Methods: Consecutive ischemic stroke patients in a comprehensive stroke center were screened between April 2013 and April 2024. Inclusion criteria were: 1) admitted 24 hours from the onset, 2) more than 60 years-old on the admission, 3) who had follow-up MRI/CT around one week from the onset, and 4) whose aPL (anti-cardiolipin-beta2-glycoprotein I complex antibody [β2-GPI], anti-cardiolipin antibody [aCL] and lupus anticoagulant [LAC]) measured during the admission for suspected APS. Then, we dichotomized the patients with and without recurrence (R), expansion (E), or hemorrhagic transformation (HT) of infarct upon follow-up MRI/CT findings. We compared clinical features including aPL between the groups by each stroke subtypes based on TOAST classification. Sensitivity and specificity were calculated from receiver operating characteristic (ROC) curve of aPL for predicting R, E, and HT.

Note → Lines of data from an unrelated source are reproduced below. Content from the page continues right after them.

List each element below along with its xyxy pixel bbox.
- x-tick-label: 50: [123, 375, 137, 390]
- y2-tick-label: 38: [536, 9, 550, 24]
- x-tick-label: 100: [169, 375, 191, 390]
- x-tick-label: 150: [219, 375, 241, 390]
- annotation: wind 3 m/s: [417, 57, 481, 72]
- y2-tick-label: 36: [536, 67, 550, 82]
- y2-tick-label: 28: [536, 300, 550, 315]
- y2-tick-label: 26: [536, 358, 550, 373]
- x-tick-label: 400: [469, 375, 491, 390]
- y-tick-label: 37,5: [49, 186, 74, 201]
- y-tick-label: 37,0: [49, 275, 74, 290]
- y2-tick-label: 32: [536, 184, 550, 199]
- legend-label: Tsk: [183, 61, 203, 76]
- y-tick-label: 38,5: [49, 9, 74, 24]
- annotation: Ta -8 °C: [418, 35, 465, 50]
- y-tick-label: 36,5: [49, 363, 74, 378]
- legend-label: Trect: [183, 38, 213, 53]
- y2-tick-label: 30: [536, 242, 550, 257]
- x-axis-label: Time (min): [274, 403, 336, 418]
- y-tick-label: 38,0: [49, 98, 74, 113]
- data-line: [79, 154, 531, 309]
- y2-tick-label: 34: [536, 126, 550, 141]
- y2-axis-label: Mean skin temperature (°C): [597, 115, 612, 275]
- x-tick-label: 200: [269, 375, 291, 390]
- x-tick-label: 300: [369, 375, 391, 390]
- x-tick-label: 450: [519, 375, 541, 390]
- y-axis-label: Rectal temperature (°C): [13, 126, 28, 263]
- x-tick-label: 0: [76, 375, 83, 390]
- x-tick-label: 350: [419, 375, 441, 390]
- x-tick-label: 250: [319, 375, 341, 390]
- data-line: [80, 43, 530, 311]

Results: We screened 2,528 consecutive ischemic stroke patients and 271 patients met the inclusion criteria (60 [22%] cardioembolism (CE), 43 [16%] large-artery atherosclerosis, 29 [11%] small-vessel occlusion and 139 [51%] others). In enrolled patients, 30 (11%) patients showed R, 43 (16%) patients for E and 65 (24%) patients for HT. In CE, CL aCL and LAC were higher in patients with R compared without R (aCL 9.5 vs. 8.0 U/mL, p=0.047; LAC 1.15 vs. 1.01, p=0.006) while aPL were not significantly different in other stroke subtypes. Also, aPL were not significantly different between the patients with and without E or HT. In CE, R increased as LAC became higher (1st tertile vs. 2nd tertile vs. 3rd tertile of LAC: 0 (0%) vs. 1 (6%) vs. 6 (33%), p=0.004). In ROC analysis, the optimal cutoff of LAC for predicting R in CE was 1.12 (area under curve 0.83 [95% confidence interval 0.71-0.94], p=0.006; sensitivity 0.86, specificity 0.82).
Conclusions: In CE, LAC was associated with acute recurrence of infarct. LAC should be measured in cardioembolic stroke with recurrence in acute phase.